Laure de la Raudière (UMP) et Catherine Ehrel (PS) veulent "encadrer les procédures de blocage" de l'accès au net.

Les deux députées tentent une définition de la neutralité du net dans leur rapport présenté mercredi: la capacité pour les internautes d'utiliser internet "avec une qualité de service transparente, suffisante et non discriminatoire".

Elles prévoient une exception: "il paraît justifié que les seules mesures de gestion de trafic compatibles avec la neutralité, autres que celles découlant de la loi ou des besoins de sécurité, soient celles prises en cas de congestion non prévisibles", disent-elles.

Elles veulent aussi "faire de la neutralité un objectif politique", en donnant "au pouvoir réglementaire la capacité d'imposer des obligations pour la promouvoir".

Les deux élues veulent par ailleurs "encadrer strictement les obligations de blocage de l'internet". La loi sur la sécurité intérieure dite Loppsi 2 a créé des remous en prévoyant d'interdire l'accès à certains sites pédopornographiques sans l'intervention d'un juge judiciaire. Les deux députées veulent au contraire "établir dès à présent une procédure unique faisant intervenir le juge".

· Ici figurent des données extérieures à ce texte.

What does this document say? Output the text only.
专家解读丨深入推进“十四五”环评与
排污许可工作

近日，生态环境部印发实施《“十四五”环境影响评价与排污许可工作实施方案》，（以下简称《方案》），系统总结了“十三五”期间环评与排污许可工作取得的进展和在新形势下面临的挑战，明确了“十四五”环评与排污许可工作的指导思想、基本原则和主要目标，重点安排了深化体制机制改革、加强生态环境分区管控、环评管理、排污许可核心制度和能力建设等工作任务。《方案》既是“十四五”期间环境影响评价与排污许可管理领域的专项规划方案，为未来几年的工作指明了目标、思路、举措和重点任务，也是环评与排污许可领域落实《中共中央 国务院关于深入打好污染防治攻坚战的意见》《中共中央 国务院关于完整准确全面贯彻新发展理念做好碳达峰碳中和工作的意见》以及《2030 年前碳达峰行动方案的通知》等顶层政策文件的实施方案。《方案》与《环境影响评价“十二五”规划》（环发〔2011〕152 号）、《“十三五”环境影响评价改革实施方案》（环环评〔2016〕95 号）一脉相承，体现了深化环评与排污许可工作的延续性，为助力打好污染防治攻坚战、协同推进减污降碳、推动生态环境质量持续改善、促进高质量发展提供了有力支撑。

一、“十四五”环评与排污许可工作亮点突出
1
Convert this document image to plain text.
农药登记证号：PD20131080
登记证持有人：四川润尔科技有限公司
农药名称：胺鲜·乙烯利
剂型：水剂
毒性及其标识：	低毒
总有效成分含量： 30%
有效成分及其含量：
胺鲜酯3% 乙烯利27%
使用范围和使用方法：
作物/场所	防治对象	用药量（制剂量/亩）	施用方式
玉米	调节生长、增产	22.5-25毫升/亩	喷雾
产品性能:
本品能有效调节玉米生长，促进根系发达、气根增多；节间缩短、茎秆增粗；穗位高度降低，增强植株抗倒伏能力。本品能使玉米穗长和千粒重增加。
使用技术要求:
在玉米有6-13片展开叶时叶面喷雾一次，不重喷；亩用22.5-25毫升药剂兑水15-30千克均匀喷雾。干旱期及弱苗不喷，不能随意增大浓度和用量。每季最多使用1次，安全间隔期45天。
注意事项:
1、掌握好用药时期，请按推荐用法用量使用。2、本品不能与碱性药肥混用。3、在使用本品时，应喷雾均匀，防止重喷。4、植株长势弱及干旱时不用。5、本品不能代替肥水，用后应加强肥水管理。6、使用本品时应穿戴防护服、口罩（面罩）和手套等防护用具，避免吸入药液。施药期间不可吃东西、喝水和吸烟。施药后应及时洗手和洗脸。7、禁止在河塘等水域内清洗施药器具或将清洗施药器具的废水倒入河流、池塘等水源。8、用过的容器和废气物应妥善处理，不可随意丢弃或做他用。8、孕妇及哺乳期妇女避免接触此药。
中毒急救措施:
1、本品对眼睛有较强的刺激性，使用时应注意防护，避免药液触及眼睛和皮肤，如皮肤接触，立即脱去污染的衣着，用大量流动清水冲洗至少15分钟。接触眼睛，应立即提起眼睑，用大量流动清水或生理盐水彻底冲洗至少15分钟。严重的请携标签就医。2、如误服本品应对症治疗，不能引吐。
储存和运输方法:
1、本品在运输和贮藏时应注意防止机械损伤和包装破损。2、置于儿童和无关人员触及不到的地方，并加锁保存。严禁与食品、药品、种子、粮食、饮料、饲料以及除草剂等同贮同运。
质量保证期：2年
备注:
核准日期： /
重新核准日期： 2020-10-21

Réserver l'appellation "internet"
Dans le troisième axe de leur rapport, les deux spécialistes proposent de "protéger l'universalité et garantir la qualité de l'internet", par exemple en réservant l'appelation "internet" aux seules offres respectant le principe de neutralité.

Enfin, elles veulent charger l'Arcep, le régulateur du secteur des télécoms, "de garantir l'accès à un internet de qualité supérieure".